Legislation. Increasingly, state and federal legislation is impacting the recycling industry, and increasing the level of red tape. This, however, may be positive for the industry in terms of promoting a higher recovery rate where landfill bans are enacted, and it may allow for increased processing where offshore export to developing countries can be curtailed.Business Opportunities Within E-Recycling
Collection Depots: Keeping with the British Columbia example, the physical flow of electronics scrap starts with authorized collection depots. Encorp contracts over 100 sites in B.C. to accept authorized items, where they are typically palletized according to type (computers, televisions, etc.) and wrapped, for shipment to a consolidation center. Many of the B.C. collection centers also act as bottle and beverage can return centers, which generate much more business than the e-scrap side of the operation. For this reason, Roman suggested that one low-cost way to potentially get into e-recycling might be as a collection site, if the prospective entrepreneur has an appropriate location and available space for such an activity.

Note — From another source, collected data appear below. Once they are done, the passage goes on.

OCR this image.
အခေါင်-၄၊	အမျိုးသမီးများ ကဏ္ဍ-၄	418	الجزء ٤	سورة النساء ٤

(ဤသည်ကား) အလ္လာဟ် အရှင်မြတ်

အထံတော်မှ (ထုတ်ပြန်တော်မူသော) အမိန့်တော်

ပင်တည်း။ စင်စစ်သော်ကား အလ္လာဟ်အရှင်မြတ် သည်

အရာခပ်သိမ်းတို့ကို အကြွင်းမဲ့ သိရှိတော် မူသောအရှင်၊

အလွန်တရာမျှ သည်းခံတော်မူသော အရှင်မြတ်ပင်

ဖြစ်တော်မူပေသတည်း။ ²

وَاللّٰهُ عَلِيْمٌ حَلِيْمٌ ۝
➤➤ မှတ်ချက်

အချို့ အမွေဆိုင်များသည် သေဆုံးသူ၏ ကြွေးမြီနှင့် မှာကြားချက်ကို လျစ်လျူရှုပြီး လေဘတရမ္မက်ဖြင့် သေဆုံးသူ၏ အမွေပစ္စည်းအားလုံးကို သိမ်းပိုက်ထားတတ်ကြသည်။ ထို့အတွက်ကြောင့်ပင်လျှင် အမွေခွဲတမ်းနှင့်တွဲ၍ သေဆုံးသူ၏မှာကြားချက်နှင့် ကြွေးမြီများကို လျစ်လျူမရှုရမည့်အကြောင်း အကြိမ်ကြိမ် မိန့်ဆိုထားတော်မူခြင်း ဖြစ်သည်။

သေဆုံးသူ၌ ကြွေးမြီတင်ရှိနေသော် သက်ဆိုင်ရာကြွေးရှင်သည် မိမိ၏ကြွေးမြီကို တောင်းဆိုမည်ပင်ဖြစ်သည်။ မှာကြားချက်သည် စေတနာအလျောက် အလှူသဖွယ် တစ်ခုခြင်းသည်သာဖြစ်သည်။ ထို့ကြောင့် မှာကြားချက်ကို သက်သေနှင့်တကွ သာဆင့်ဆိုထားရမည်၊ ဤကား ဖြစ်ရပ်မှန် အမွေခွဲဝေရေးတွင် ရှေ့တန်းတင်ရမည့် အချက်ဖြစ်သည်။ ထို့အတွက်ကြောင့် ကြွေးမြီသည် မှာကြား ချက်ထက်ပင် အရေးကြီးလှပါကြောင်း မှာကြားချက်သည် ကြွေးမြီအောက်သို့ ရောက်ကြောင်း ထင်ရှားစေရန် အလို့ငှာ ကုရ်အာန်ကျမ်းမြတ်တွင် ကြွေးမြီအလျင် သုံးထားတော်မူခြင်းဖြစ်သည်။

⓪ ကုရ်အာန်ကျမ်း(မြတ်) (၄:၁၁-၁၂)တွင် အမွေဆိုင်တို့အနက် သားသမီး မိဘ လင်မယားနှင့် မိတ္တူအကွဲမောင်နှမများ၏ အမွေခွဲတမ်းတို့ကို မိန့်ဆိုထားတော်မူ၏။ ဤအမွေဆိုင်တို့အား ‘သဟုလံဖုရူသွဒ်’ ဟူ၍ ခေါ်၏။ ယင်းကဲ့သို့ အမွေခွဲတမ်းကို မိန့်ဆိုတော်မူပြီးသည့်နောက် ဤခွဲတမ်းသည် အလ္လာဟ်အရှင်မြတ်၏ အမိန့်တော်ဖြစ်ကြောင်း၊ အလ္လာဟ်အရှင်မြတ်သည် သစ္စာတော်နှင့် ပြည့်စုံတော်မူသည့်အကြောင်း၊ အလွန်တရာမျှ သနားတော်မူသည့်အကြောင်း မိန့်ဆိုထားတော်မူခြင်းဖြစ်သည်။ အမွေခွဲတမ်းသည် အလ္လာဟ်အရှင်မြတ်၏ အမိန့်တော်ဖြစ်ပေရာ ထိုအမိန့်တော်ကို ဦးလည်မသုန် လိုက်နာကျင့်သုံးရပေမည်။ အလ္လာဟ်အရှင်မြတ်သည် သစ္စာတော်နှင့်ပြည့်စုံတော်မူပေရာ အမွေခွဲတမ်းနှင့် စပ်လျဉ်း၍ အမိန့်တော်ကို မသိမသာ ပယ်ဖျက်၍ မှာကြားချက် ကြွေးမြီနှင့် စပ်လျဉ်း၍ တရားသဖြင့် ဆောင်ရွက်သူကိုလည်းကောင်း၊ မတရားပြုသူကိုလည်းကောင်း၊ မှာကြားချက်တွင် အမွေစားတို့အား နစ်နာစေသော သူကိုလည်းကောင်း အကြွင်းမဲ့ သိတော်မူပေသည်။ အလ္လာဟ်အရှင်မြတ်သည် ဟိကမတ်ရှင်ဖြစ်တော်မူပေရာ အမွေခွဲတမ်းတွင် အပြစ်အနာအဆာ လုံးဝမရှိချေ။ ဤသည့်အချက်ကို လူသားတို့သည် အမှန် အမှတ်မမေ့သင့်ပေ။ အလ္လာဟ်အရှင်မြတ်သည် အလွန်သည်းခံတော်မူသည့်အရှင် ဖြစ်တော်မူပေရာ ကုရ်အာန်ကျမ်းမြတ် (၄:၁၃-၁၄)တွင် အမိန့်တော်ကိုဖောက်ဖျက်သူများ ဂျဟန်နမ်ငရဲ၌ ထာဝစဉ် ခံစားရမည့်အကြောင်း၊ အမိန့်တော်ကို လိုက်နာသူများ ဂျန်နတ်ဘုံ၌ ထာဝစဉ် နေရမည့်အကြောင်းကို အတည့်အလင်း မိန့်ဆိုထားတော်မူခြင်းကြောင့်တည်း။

Consolidation Points: Consolidation points are a common tactic in the world of logistics. They allow less than load (LTL) accumulations to be combined into full load to provide transportation efficiencies. In the B.C. model, the next stop after the collection center is the consolidation center. Encorp runs six such contracted sites in the province. At these locations, palletized products are scaled and cross-docked to create full, uniform loads to send to the recycler. Collectors are paid for their services by Encorp, based on that scaled weight. For a company interested in this type of consolidation business, dock doors to facilitate unloading and loading of trailers handling equipment, and a secure storage area for product to accumulate are required. In other jurisdictions, consolidation opportunities also exist.
Primary Recycling: At recycling operations such as Intercon Solutions, an Illinois-based e-recycler with over 100 employees at its 25,000 sq. foot main facility, incoming scrap is removed from pallets and de-manufactured by operators who take equipment apart at work stations and sort material into the appropriate pallet bin, including such categories as circuit boards, steel, plastic and glass. At Intercon Solutions, 100% of incoming material is recovered, with zero material sent to the landfill. The result is the liberation of clean material that is subsequently sent to other approved processors. Brian Brundage, CEO of Intercon Solutions, emphasizes the importance of the chain of custody in handling e-waste. For large companies, there are considerations of reputation and liability as well as the need to safeguard confidential corporate information.